Por su parte, Emilse y Katerine, que coinciden con Thomás y Ursula, también dicen que Maheno ha sido un proyecto que ha tenido gran impacto para ellas mismas. Después de todo, los cuatro son también jóvenes inmersos dentro de toda esta problemática y afectados por ella de manera muy cercana.
“Todo eso es difícil a veces, a uno también lo afecta”, dice Emilse refiriéndose a escuchar constantemente historias de maltrato o sufrimiento, así como a la presión que sienten por ser líderes juveniles y por la imagen de fortaleza que deben mantener ante el resto de los jóvenes que los ven como referentes.
Así, aseguran que estar en la selva y la naturaleza en general les trae tranquilidad: “Incluso los ejercicios más simples, como caminar sola por el monte, me dan tiempo para pensar, reflexionar y sacar muchas cosas”, dice Emilse.
Y aunque es difícil cuantificar el impacto que han tenido estas organizaciones juveniles, Paola Rojas asegura que ha sido profundo. Han motivado el surgimiento de una ola organizativa y de movilización juvenil en torno a exigir a los gobiernos locales que cumplan lo que se ha estipulado en las políticas públicas de juventud que se han promulgado y que se generen canales de comunicación efectiva para que sus voces sean tenidas en cuenta realmente.
Aun así, insiste en dos ‘necesidades sentidas’: poder hablar con urgencia y sin rodeos acerca de salud mental, y una oferta educativa que tenga en cuenta las particularidades del contexto.
Paola dice que en Mitú la salud mental es un tema que todavía no recibe mucha atención y que, por el contrario, prima el mito de que quien accede a un psicólogo o a un psiquiatra es porque está loco.
“El reto está en superar eso y reconocer que quien lo hace es porque quiere o necesita algún tipo de acompañamiento o ayuda.
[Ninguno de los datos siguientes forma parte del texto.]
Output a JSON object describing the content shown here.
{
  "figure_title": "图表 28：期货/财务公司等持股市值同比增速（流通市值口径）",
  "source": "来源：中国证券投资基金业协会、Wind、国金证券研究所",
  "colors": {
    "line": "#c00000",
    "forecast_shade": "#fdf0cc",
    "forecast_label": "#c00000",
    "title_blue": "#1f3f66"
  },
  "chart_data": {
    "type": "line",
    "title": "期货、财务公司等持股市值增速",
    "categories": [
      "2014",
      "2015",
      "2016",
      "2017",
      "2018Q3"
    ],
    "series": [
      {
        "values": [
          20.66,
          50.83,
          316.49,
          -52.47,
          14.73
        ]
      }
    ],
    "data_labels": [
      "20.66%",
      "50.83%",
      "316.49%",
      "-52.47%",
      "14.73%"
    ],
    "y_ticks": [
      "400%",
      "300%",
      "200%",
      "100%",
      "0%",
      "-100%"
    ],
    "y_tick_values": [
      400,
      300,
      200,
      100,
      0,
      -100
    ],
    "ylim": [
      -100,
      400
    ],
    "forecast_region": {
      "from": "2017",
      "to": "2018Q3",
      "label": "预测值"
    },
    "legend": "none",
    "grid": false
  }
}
Necesitamos transitar eso”.
Por otro lado, hace énfasis en que los jóvenes de Mitú y del Vaupés en general “necesitan formarse”, pero no necesariamente en ciencia, tecnología, medicina o ingeniería, sino en carreras que les permitan volver a sus territorios, que les permitan fortalecer las chagras o trabajar con los jóvenes y las poblaciones locales.
“Es una necesidad sentida de los jóvenes indígenas a nivel nacional, no solo acá en el Vaupés”, asegura Rojas, quien ve en esos dos caminos una posible ruta de acción efectiva contra la crisis.